Wednesday, February 18, 2009

5 Ways to Use this Powerful Two Letter Word to Get More Done

By Ann Rusnak

One time in your life you mastered this powerful word... in fact it was your job and remains the job of every two year old. Saying NO!

Speaking the word no establishes a boundary. It keeps other peoples agenda out of your territory. It gives you back control over what you do and when. We assume that its easy to say no because our lives stay jammed full of stuff to do.

However, that two year old quickly learned that saying no got her negative results. On the other hand, saying yes got positive results. For this reason, many of us become people pleasers. Saying yes seems easier than saying no because we want to avoid the confrontation and anguish we experienced at that impressionable age.

Manipulative people are masters at this. They realize you are more comfortable with saying yes and capitalize on it.

"No," is a commendable response. Don't equate No with rejection... saying 'No' doesn't mean you don't like the person; you're just refusing their current request.

Saying yes when you really want to say no will breed resentment that swells while you perform the task you agreed to do. Stress from this process shows up in many ways"shoulder tension, drained energy, headaches, discomfort, and restless sleep. Avoid these creativity killers by saying no in the first place. Life already creates stress. Why add more to your heavy load?

Saying No in 5 Easy Ways

1. Let The Word No Start Your Sentences

If no is the first word out of your mouth, you will find it easier to follow through and refuse the task.

No. My schedule wont allow me to take on anything else right now, and I wouldn't do a good job for you.

No, I'm not available (no need for details)

2. Let Me Think It Over

Maybe the request is something you want or need to do but you need time to make sure it will fit your schedule. Perhaps you're not strong enough to say no right now. Ask for time to think it over. That way you can have time to mentally prepare yourself to say No. Remember, the decision is totally yours.

3. Just Say No

Thats right, Just Say No. You do not need to explain your reason. Although No, thank you may be appropriate in some situations.

Do cashiers and clerks ask for your phone number or email address while they are ringing out your purchases? If you don't want to tell them, say no.

Say No to the telemarketer disturbing your dinner... better yet, don't answer the phone.

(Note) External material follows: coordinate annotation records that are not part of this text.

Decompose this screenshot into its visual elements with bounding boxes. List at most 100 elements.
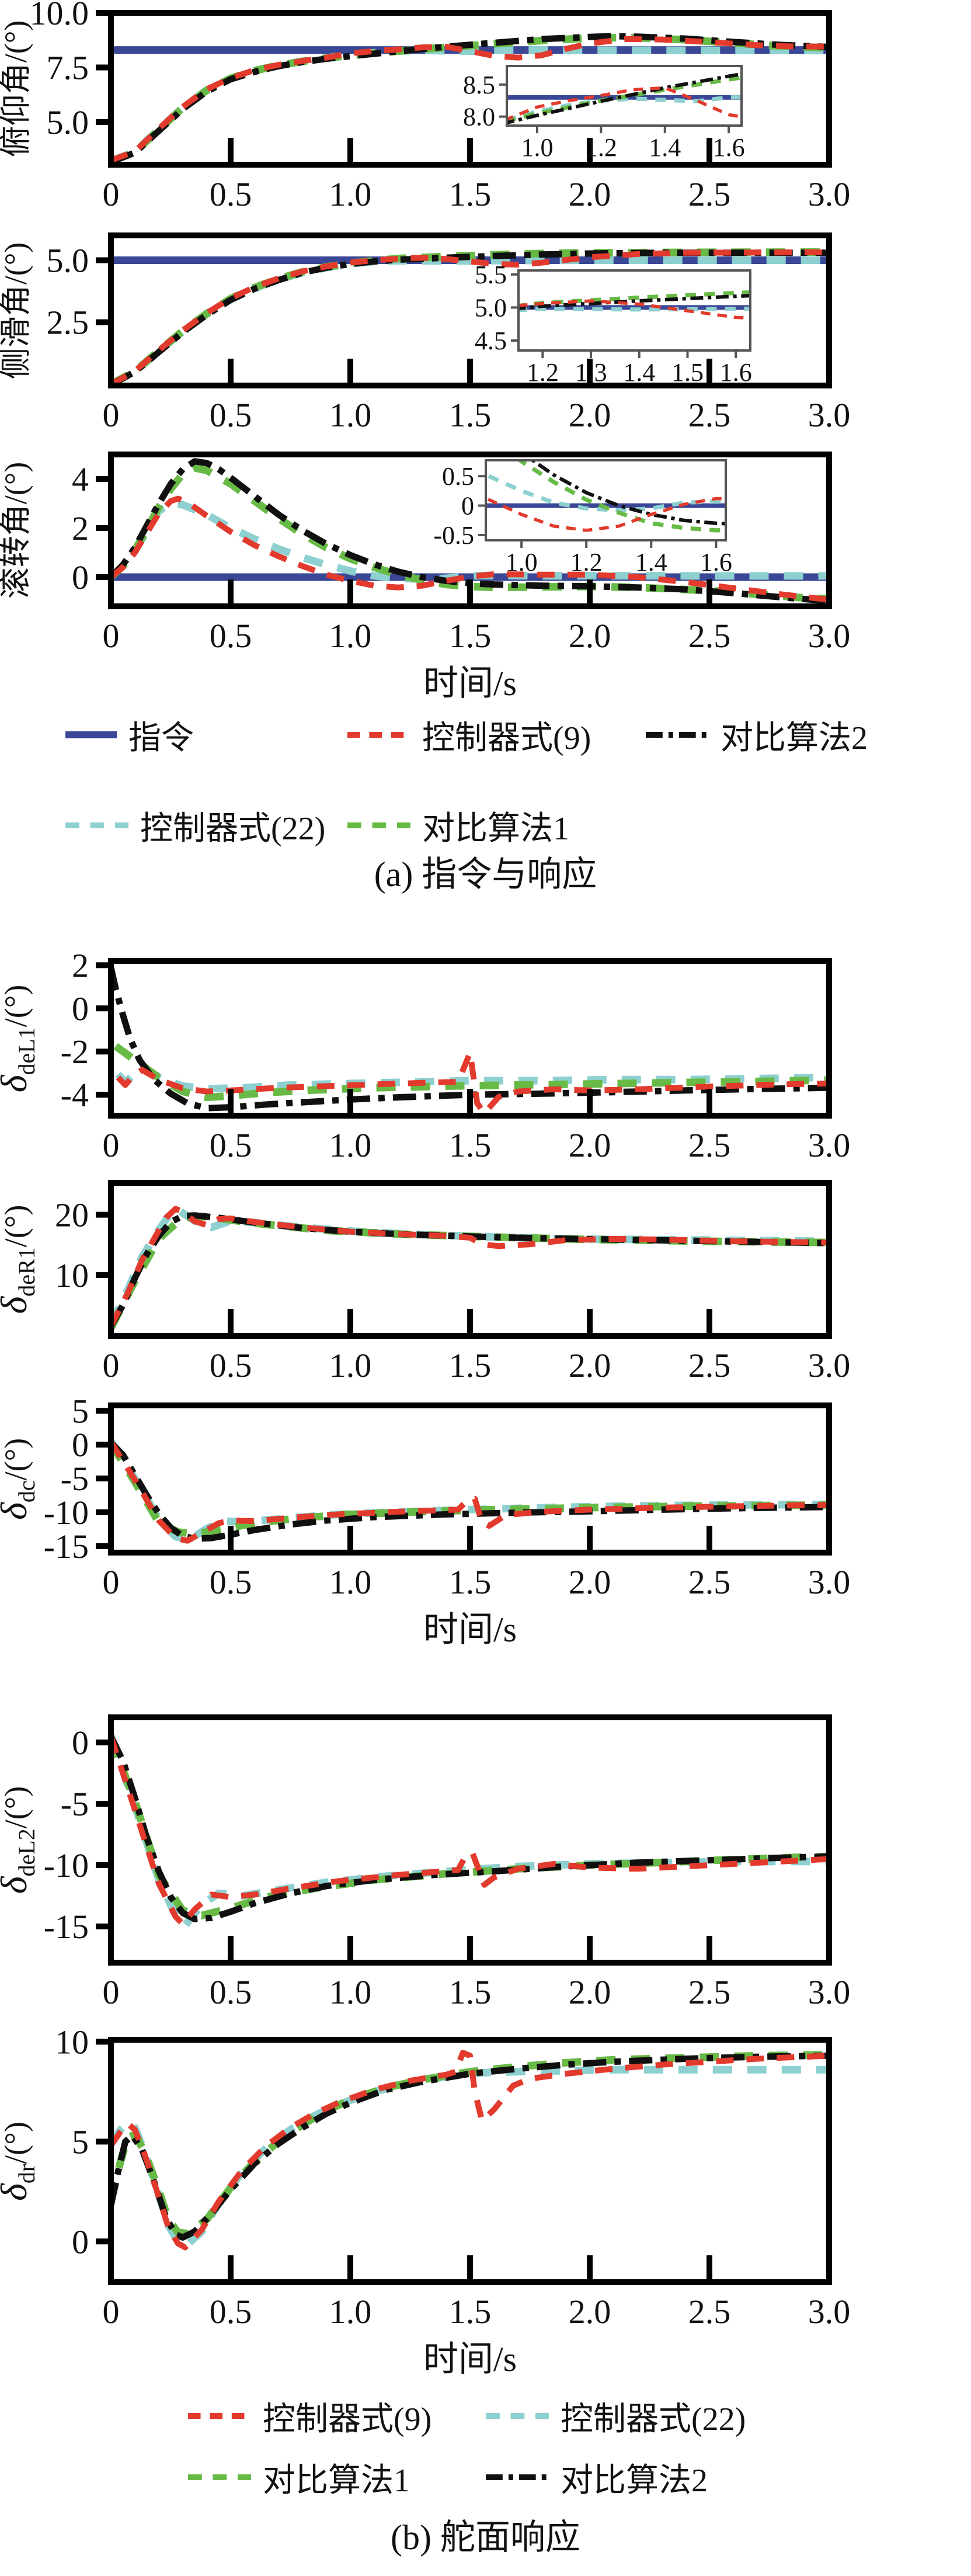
dc-xtick-label: 2.5 [688, 1563, 731, 1601]
deR1-chart: 0 0.5 1.0 1.5 2.0 2.5 3.0 10 20 δdeR1/(°) [0, 1180, 850, 1384]
dr-xtick-label: 1.0 [329, 2293, 372, 2331]
sideslipIns-ytick-label: 4.5 [475, 327, 507, 355]
deL2-ytick-label: 0 [72, 1724, 89, 1762]
dr-series-cyan [111, 2065, 829, 2251]
sideslipIns-xtick-label: 1.6 [720, 358, 752, 387]
deR1-plot-area [111, 1206, 829, 1330]
dr-chart: 0 0.5 1.0 1.5 2.0 2.5 3.0 0 5 10 δdr/(°) 时间/s [0, 2023, 850, 2379]
deL2-ytick-label: -10 [44, 1846, 89, 1884]
pitchIns-ytick-label: 8.0 [463, 103, 495, 131]
pitch-ytick-label: 10.0 [30, 0, 89, 32]
legend-item-controller22: 控制器式(22) [64, 807, 325, 847]
dc-xtick-label: 2.0 [569, 1563, 611, 1601]
deL2-xtick-label: 0.5 [210, 1973, 252, 2011]
red-sample-svg [347, 732, 410, 738]
roll-xtick-label: 2.0 [569, 617, 611, 655]
legend-label-controller22: 控制器式(22) [140, 810, 326, 847]
pitchIns-frame [506, 65, 743, 127]
pitch-series-black [111, 33, 829, 165]
deR1-xtick-label: 1.0 [329, 1346, 372, 1384]
roll-series-green [111, 464, 829, 603]
dc-ytick-label: 5 [72, 1392, 89, 1430]
deL2-xtick-label: 2.0 [569, 1973, 611, 2011]
sideslipIns-ytick-label: 5.0 [475, 293, 507, 322]
black-dashdot-sample [645, 729, 710, 741]
legend-label-controller9: 控制器式(9) [422, 720, 591, 756]
dc-xtick-label: 1.5 [449, 1563, 492, 1601]
dr-series-red [111, 2050, 829, 2251]
sideslip-xtick-label: 0.5 [210, 396, 252, 434]
sideslipIns-xtick-label: 1.2 [527, 358, 559, 387]
sideslip-xtick-label: 3.0 [808, 396, 851, 434]
pitch-plot-area [111, 33, 829, 165]
deL1-ylabel: δdeL1/(°) [0, 985, 40, 1093]
deL2-chart: 0 0.5 1.0 1.5 2.0 2.5 3.0 -15 -10 -5 0 δdeL2/(°) [0, 1714, 850, 2011]
roll-xtick-label: 2.5 [688, 617, 731, 655]
sideslipIns-ytick-label: 5.5 [475, 261, 507, 289]
dr-ylabel: δdr/(°) [0, 2122, 40, 2201]
legend-b-item-compare2: 对比算法2 [485, 2459, 708, 2499]
sideslip-xtick-label: 2.0 [569, 396, 611, 434]
deR1-series-cyan [111, 1206, 829, 1327]
dr-ytick-label: 10 [55, 2023, 89, 2061]
deL1-xtick-label: 0 [103, 1126, 120, 1164]
sideslipIns-frame [517, 269, 751, 352]
red-dash-sample [346, 729, 412, 741]
deL1-xtick-label: 0.5 [210, 1126, 252, 1164]
dr-ytick-label: 0 [72, 2223, 89, 2261]
pitchIns-xtick-label: 1.4 [649, 133, 681, 162]
legend-b-item-compare1: 对比算法1 [187, 2459, 410, 2499]
deL2-xtick-label: 1.0 [329, 1973, 372, 2011]
deR1-xtick-label: 1.5 [449, 1346, 492, 1384]
legend-b-item-controller22: 控制器式(22) [485, 2397, 746, 2438]
dc-xlabel: 时间/s [423, 1610, 517, 1649]
rollIns-frame [485, 459, 727, 541]
roll-series-red [111, 495, 829, 603]
legend-b-label-controller9: 控制器式(9) [263, 2401, 432, 2438]
sideslip-ylabel: 侧滑角/(°) [0, 242, 33, 380]
rollIns-chart: 1.0 1.2 1.4 1.6 -0.500.5 [433, 459, 732, 577]
pitchIns-ytick-label: 8.5 [463, 71, 495, 99]
legend-label-compare2: 对比算法2 [721, 720, 868, 756]
sideslip-xtick-label: 1.0 [329, 396, 372, 434]
roll-ytick-label: 2 [72, 509, 89, 547]
deL2-series-black [111, 1735, 829, 1922]
legend-label-compare1: 对比算法1 [422, 810, 569, 847]
deL1-xtick-label: 2.0 [569, 1126, 611, 1164]
green-sample-svg [188, 2474, 251, 2480]
cyan-dash-sample [64, 820, 130, 831]
pitch-ytick-label: 7.5 [47, 49, 89, 87]
deL1-ytick-label: -2 [61, 1033, 89, 1071]
dc-ytick-label: -10 [44, 1494, 89, 1532]
dr-xlabel: 时间/s [423, 2340, 517, 2379]
deL2-xtick-label: 1.5 [449, 1973, 492, 2011]
deL2-plot-area [111, 1734, 829, 1929]
dr-xtick-label: 2.5 [688, 2293, 731, 2331]
sideslip-xtick-label: 1.5 [449, 396, 492, 434]
legend-item-compare1: 对比算法1 [346, 807, 569, 847]
deL2-ylabel: δdeL2/(°) [0, 1786, 40, 1894]
legend-label-command: 指令 [128, 720, 194, 756]
sideslipIns-xtick-label: 1.5 [671, 358, 704, 387]
cyan-dash-sample [485, 2410, 550, 2422]
dc-series-red [111, 1440, 829, 1544]
black-sample-svg [646, 732, 709, 738]
sideslipIns-xtick-label: 1.4 [623, 358, 655, 387]
caption-b: (b) 舵面响应 [391, 2518, 580, 2557]
sideslipIns-chart: 1.2 1.3 1.4 1.5 1.6 4.5 5.0 5.5 [475, 261, 752, 387]
dc-ytick-label: -5 [61, 1460, 89, 1498]
green-dash-sample [187, 2471, 252, 2483]
deL2-series-green [111, 1737, 829, 1919]
deR1-ylabel: δdeR1/(°) [0, 1205, 40, 1314]
legend-item-command: 指令 [64, 716, 194, 756]
pitch-xtick-label: 1.5 [449, 175, 492, 213]
dc-series-green [111, 1441, 829, 1538]
dr-plot-area [111, 2050, 829, 2251]
roll-ytick-label: 4 [72, 460, 89, 498]
pitchIns-series-black [507, 72, 742, 125]
deL2-xtick-label: 2.5 [688, 1973, 731, 2011]
dr-ytick-label: 5 [72, 2123, 89, 2161]
deR1-ytick-label: 10 [55, 1256, 89, 1294]
pitch-xtick-label: 1.0 [329, 175, 372, 213]
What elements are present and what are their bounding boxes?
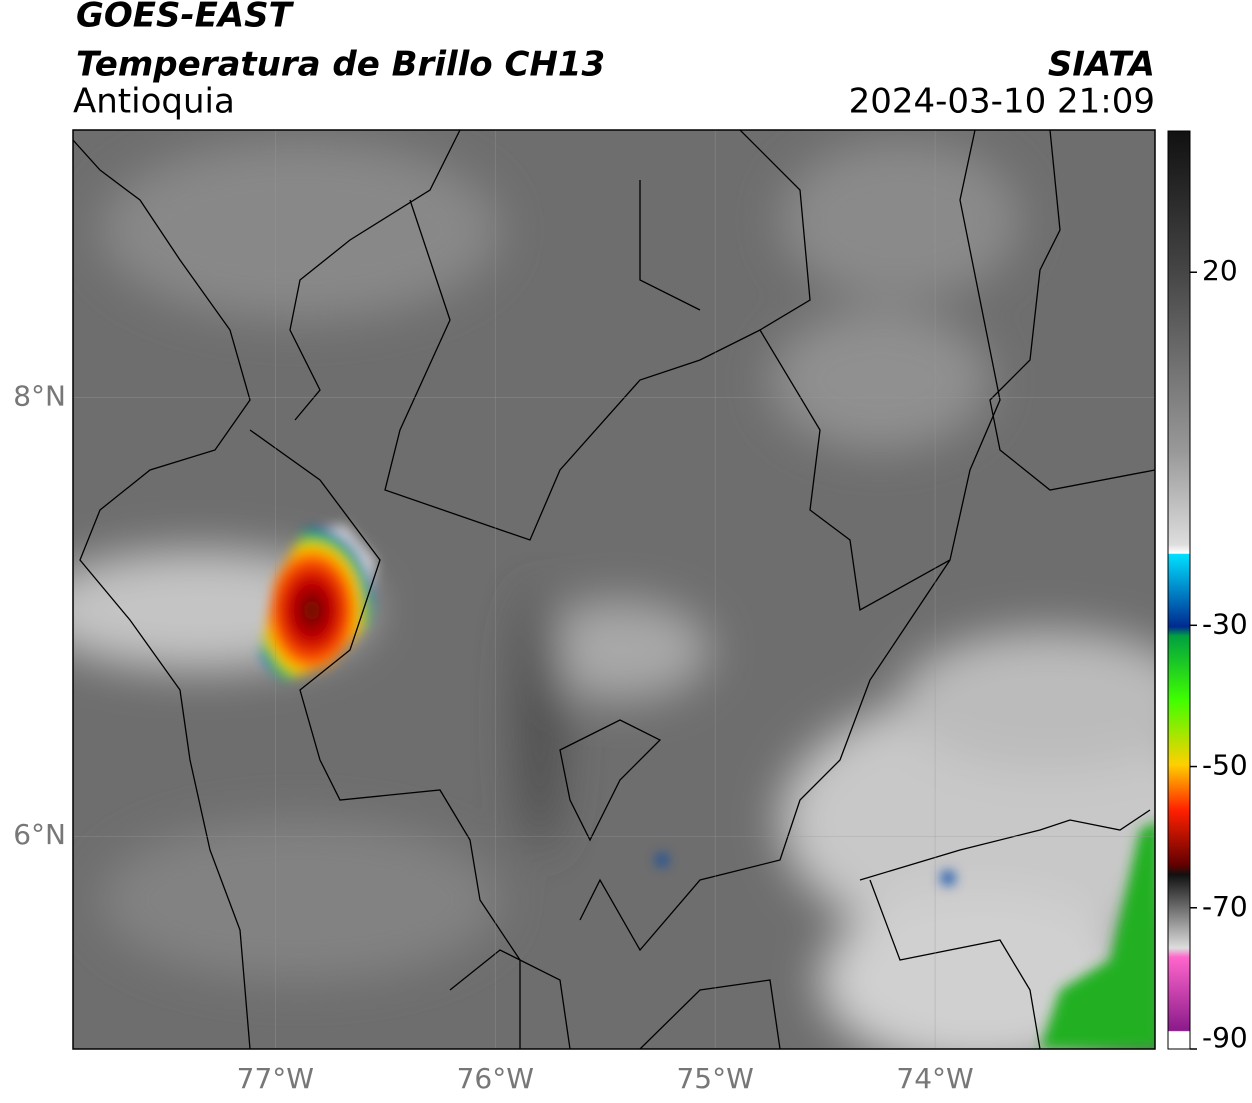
datetime: 2024-03-10 21:09 — [849, 82, 1155, 122]
x-tick-label: 77°W — [237, 1062, 314, 1095]
colorbar-tick-label: -30 — [1202, 607, 1248, 640]
product: Temperatura de Brillo CH13 — [76, 45, 605, 85]
y-tick-label: 8°N — [13, 380, 66, 413]
colorbar — [1167, 130, 1191, 1050]
satellite: GOES-EAST — [76, 0, 295, 36]
grid — [73, 130, 1155, 1049]
region: Antioquia — [73, 82, 235, 122]
x-tick-label: 76°W — [457, 1062, 534, 1095]
y-tick-label: 6°N — [13, 818, 66, 851]
map-frame — [72, 129, 1156, 1050]
colorbar-tick-label: 20 — [1202, 254, 1238, 287]
x-tick-label: 74°W — [896, 1062, 973, 1095]
colorbar-tick-label: -70 — [1202, 890, 1248, 923]
colorbar-tick-label: -50 — [1202, 749, 1248, 782]
x-tick-label: 75°W — [676, 1062, 753, 1095]
source: SIATA — [1048, 45, 1155, 85]
map-image — [73, 130, 1155, 1049]
colorbar-tick-label: -90 — [1202, 1021, 1248, 1054]
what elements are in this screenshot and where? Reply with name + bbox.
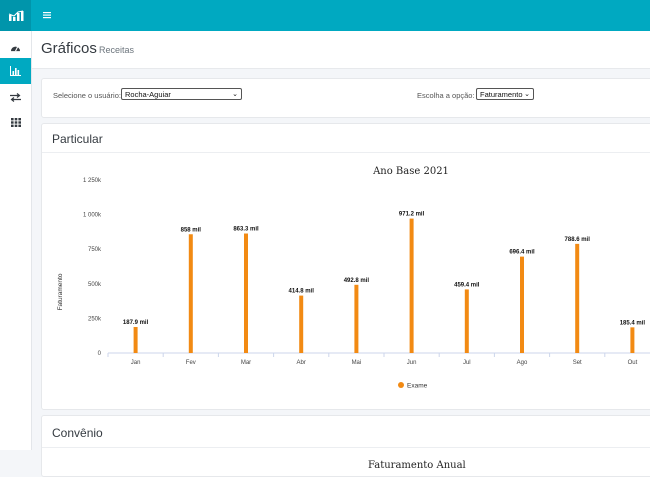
particular-chart: Ano Base 2021 Faturamento 0 250k 500k 750k 1…	[57, 166, 650, 390]
data-label: 187.9 mil	[123, 320, 149, 326]
sidebar-item-grid[interactable]	[0, 109, 31, 135]
bar[interactable]	[354, 284, 359, 353]
x-tick-label: Mai	[352, 360, 362, 366]
chevron-down-icon: ⌄	[524, 91, 530, 98]
data-label: 459.4 mil	[454, 282, 480, 288]
data-label: 492.8 mil	[344, 278, 370, 284]
app-logo[interactable]	[0, 0, 31, 31]
x-tick-label: Ago	[517, 360, 528, 366]
bar[interactable]	[464, 289, 469, 353]
user-select-value: Rocha-Aguiar	[125, 90, 171, 99]
legend-marker	[398, 382, 404, 388]
convenio-chart-title: Faturamento Anual	[368, 460, 466, 471]
x-tick-label: Jun	[407, 360, 417, 366]
main-content: Gráficos Receitas Selecione o usuário: R…	[32, 31, 650, 477]
data-label: 858 mil	[181, 227, 202, 233]
sidebar-item-charts[interactable]	[0, 58, 31, 84]
y-axis-label: Faturamento	[57, 273, 64, 310]
menu-toggle-button[interactable]	[38, 6, 56, 24]
y-tick-label: 250k	[88, 316, 102, 322]
y-tick-label: 750k	[88, 247, 102, 253]
option-select-label: Escolha a opção:	[417, 91, 475, 100]
hamburger-icon	[43, 12, 51, 19]
page-subtitle: Receitas	[99, 45, 135, 55]
chart-logo-icon	[8, 10, 23, 21]
bar[interactable]	[575, 243, 580, 353]
data-label: 788.6 mil	[565, 237, 591, 243]
bar[interactable]	[244, 233, 248, 353]
x-tick-label: Abr	[297, 360, 306, 366]
data-label: 971.2 mil	[399, 212, 425, 218]
x-tick-label: Mar	[241, 360, 251, 366]
grid-icon	[10, 117, 21, 127]
y-tick-label: 1 000k	[83, 213, 102, 219]
chart-legend[interactable]: Exame	[398, 382, 428, 390]
sidebar-item-dashboard[interactable]	[0, 34, 31, 60]
card-divider	[42, 152, 650, 153]
sidebar	[0, 31, 32, 450]
user-select[interactable]: Rocha-Aguiar ⌄	[121, 88, 242, 100]
dashboard-icon	[11, 45, 20, 51]
x-tick-label: Out	[628, 360, 638, 366]
x-tick-label: Set	[573, 360, 582, 366]
bar[interactable]	[520, 256, 524, 353]
top-bar	[0, 0, 650, 31]
y-tick-label: 500k	[88, 282, 102, 288]
data-label: 863.3 mil	[233, 227, 259, 233]
sidebar-item-transfers[interactable]	[0, 84, 31, 110]
bar[interactable]	[188, 234, 193, 353]
option-select[interactable]: Faturamento ⌄	[476, 88, 534, 100]
bar[interactable]	[133, 326, 138, 353]
x-tick-label: Fev	[186, 360, 196, 366]
data-label: 185.4 mil	[620, 320, 646, 326]
convenio-card-title: Convênio	[52, 426, 103, 440]
legend-label: Exame	[407, 383, 428, 390]
convenio-card: Convênio Faturamento Anual	[41, 415, 650, 477]
bar[interactable]	[630, 327, 635, 353]
y-tick-label: 0	[98, 351, 102, 357]
page-title: Gráficos	[41, 40, 97, 57]
bar[interactable]	[409, 218, 414, 353]
chart-title: Ano Base 2021	[372, 166, 449, 177]
particular-card-title: Particular	[52, 132, 103, 146]
bar-chart-icon	[10, 66, 21, 76]
user-select-label: Selecione o usuário:	[53, 91, 121, 100]
page-header: Gráficos Receitas	[32, 31, 650, 69]
card-divider	[42, 447, 650, 448]
filter-card: Selecione o usuário: Rocha-Aguiar ⌄ Esco…	[41, 78, 650, 118]
data-label: 696.4 mil	[509, 250, 535, 256]
y-tick-label: 1 250k	[83, 178, 102, 184]
x-tick-label: Jul	[463, 360, 471, 366]
bar[interactable]	[299, 295, 304, 353]
particular-card: Particular Ano Base 2021 Faturamento 0 25…	[41, 123, 650, 410]
chevron-down-icon: ⌄	[232, 91, 238, 98]
exchange-icon	[10, 92, 21, 102]
data-label: 414.8 mil	[289, 289, 315, 295]
x-tick-label: Jan	[131, 360, 141, 366]
option-select-value: Faturamento	[480, 90, 523, 99]
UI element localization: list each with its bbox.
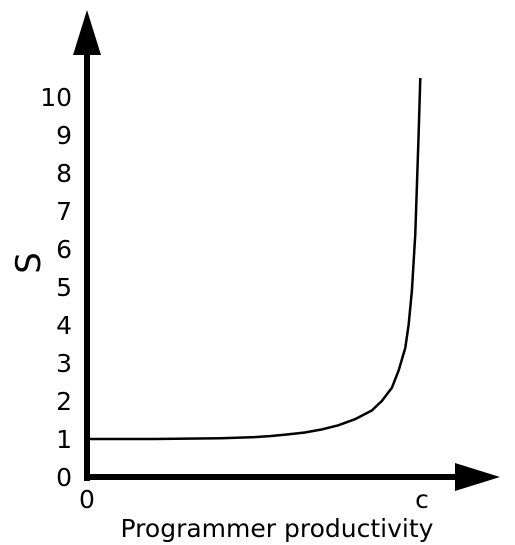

Twenty years ago in the war on Drugs, you say Just Say No To Drugs all over the place, schools, billboard, commercials, subways, everyplace. Start your own No campaign. Using bright colored paper, you can print your own signs and put them up where you will see and read them.

4. Blame it On...

Why not blame the no on someone else? We love to blame other people for our problems because it takes the heat off us.

No, my doctor said I need to start taking it easy (great one to for preserving your personal time).

No, my accountant said if I did that one more time (great for unreasonable customer demands)

Don't use a name, unless that person really said it... keep the "blame" person generic.

5. Respond like a Parrot

Especially good for the "manipulator" attempting to guilt you into a yes and/or someone using the "wear them down" method

Perhaps you encounter this type of conversation:

"No, I can't have coffee with you"

Well be back in 30 minutes.

"No, I can't have coffee with you"

You deserve it... you've been working hard

"No, I can't have coffee with you"

My Treat

"No, I can't have coffee with you"

Take baby steps and begin saying no to one request every day. With practice, you will be rolling those nos off your tongue as pert and decisive as that two year old. Only this time you will hear, You go, girl!